Carlson's argument has no merit. Even assuming that the instructions were confusing, Carlson's argument fails because he cannot demonstrate any possible prejudice resulting from the failure to give an omissions instruction. Count Five alleged that Carlson had concealed his income from the IRS by using one of the Central Pacific accounts with a false social security number, an overt act of evasion. Counts One, Two and Three also referenced this conduct. The guilty verdict in Count Five thus supports the affirmative attempt element of the offense in Counts One through Three, and the failure to give an omissions instruction therefore cannot be plain error.

27

Carlson contends also that the district judge "injected a level of confusion" into the instructions on the evasion of payment charges in Counts Four and Five by telling the jury that it had to find an affirmative act of evasion beyond the mere failure to pay the tax due.
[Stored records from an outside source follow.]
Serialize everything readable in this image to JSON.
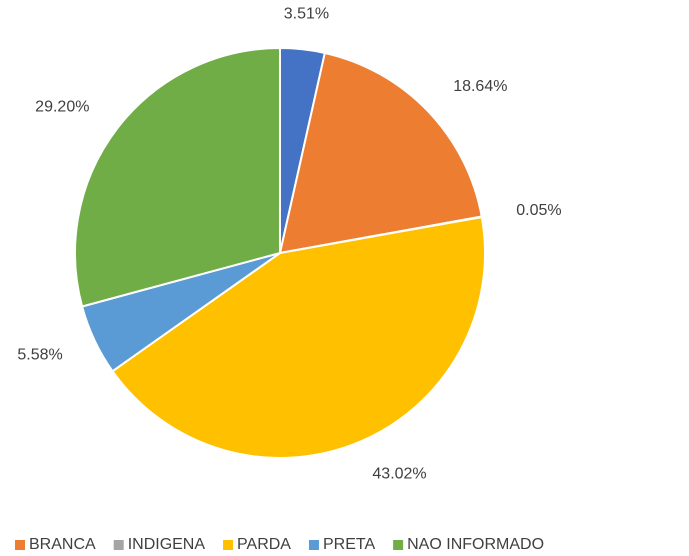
{
  "chart_data": {
    "type": "pie",
    "categories": [
      null,
      "BRANCA",
      "INDIGENA",
      "PARDA",
      "PRETA",
      "NAO INFORMADO"
    ],
    "values": [
      3.51,
      18.64,
      0.05,
      43.02,
      5.58,
      29.2
    ],
    "value_labels": [
      "3.51%",
      "18.64%",
      "0.05%",
      "43.02%",
      "5.58%",
      "29.20%"
    ],
    "colors": [
      "#4472c4",
      "#ed7d31",
      "#a5a5a5",
      "#ffc000",
      "#5b9bd5",
      "#70ad47"
    ],
    "legend": "bottom"
  }
}
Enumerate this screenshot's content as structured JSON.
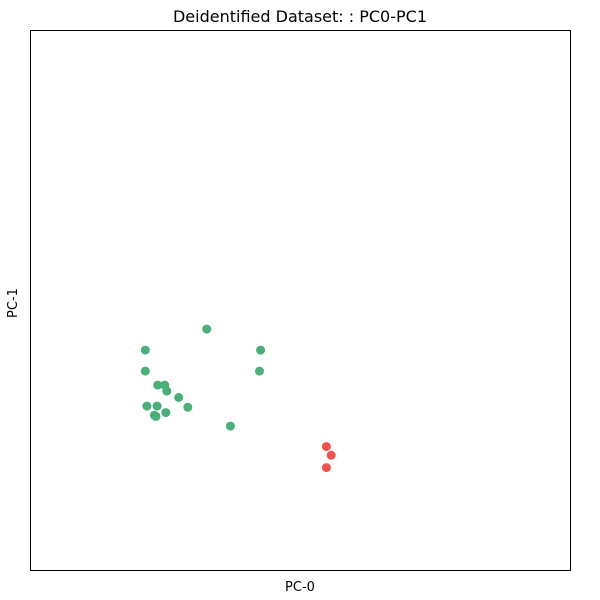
{
  "chart_data": {
    "type": "scatter",
    "title": "Deidentified Dataset: : PC0-PC1",
    "xlabel": "PC-0",
    "ylabel": "PC-1",
    "xlim": [
      0,
      100
    ],
    "ylim": [
      0,
      100
    ],
    "x_ticks_shown": false,
    "y_ticks_shown": false,
    "grid": false,
    "legend": "none",
    "series": [
      {
        "color": "#4caf7a",
        "points": [
          {
            "x": 32.6,
            "y": 44.7
          },
          {
            "x": 21.2,
            "y": 40.8
          },
          {
            "x": 42.6,
            "y": 40.8
          },
          {
            "x": 21.2,
            "y": 36.9
          },
          {
            "x": 42.4,
            "y": 36.9
          },
          {
            "x": 23.5,
            "y": 34.3
          },
          {
            "x": 24.8,
            "y": 34.3
          },
          {
            "x": 25.2,
            "y": 33.2
          },
          {
            "x": 27.4,
            "y": 32.0
          },
          {
            "x": 21.5,
            "y": 30.4
          },
          {
            "x": 23.4,
            "y": 30.4
          },
          {
            "x": 29.1,
            "y": 30.2
          },
          {
            "x": 25.0,
            "y": 29.2
          },
          {
            "x": 22.9,
            "y": 28.7
          },
          {
            "x": 23.2,
            "y": 28.5
          },
          {
            "x": 37.0,
            "y": 26.7
          }
        ]
      },
      {
        "color": "#ef5350",
        "points": [
          {
            "x": 54.8,
            "y": 22.9
          },
          {
            "x": 55.7,
            "y": 21.3
          },
          {
            "x": 54.8,
            "y": 19.0
          }
        ]
      }
    ]
  }
}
This confusion, Carlson argues, stems from the fact that Counts Four and Five did not specifically refer to a "failure to pay." This argument fails. The district court's instructions completely and accurately stated thelaw, and it is specious to argue that a correct statement of the law could "inject confusion" into the jury's deliberations.

D. Special Unanimity Instruction

28

Finally, Carlson argues that the district court erred in failing to give a special unanimity instruction, which would have informed the jury that it had to unanimously agree not only that Carlson was guilty, but on the specific act or acts giving rise to criminal liability. The failure to give such an instruction was not plain error. Although a defendant will sometimes be entitled to a special unanimity instruction, none of the circumstances warranting such an instruction is present here. See United States v. Anguiano, 873 F.2d 1314, 1319 (9th Cir. 1989). The record contains no evidence that the jury was confused as to which of the alleged acts could give rise to a conviction. The indictment was not broad or ambiguous. Nor was this case factually complex. While the government introduced many detailed financial documents, testimony at trial made the overall picture of Carlson's conduct crystal clear. Agent Backers's testimony explained that Carlson deposited his gross receipts into the First Hawaiian account, withdrew large amounts of cash, and then deposited it into the secret Central Pacific accounts. For these reasons, it was not plain error to fail to give a special unanimity instruction.

CONCLUSION

29

For the foregoing reasons, the decision of the district court is AFFIRMED.

Notes:

1

Count Five alleged conduct that occurred entirely within the limitations period and thus presents no issue.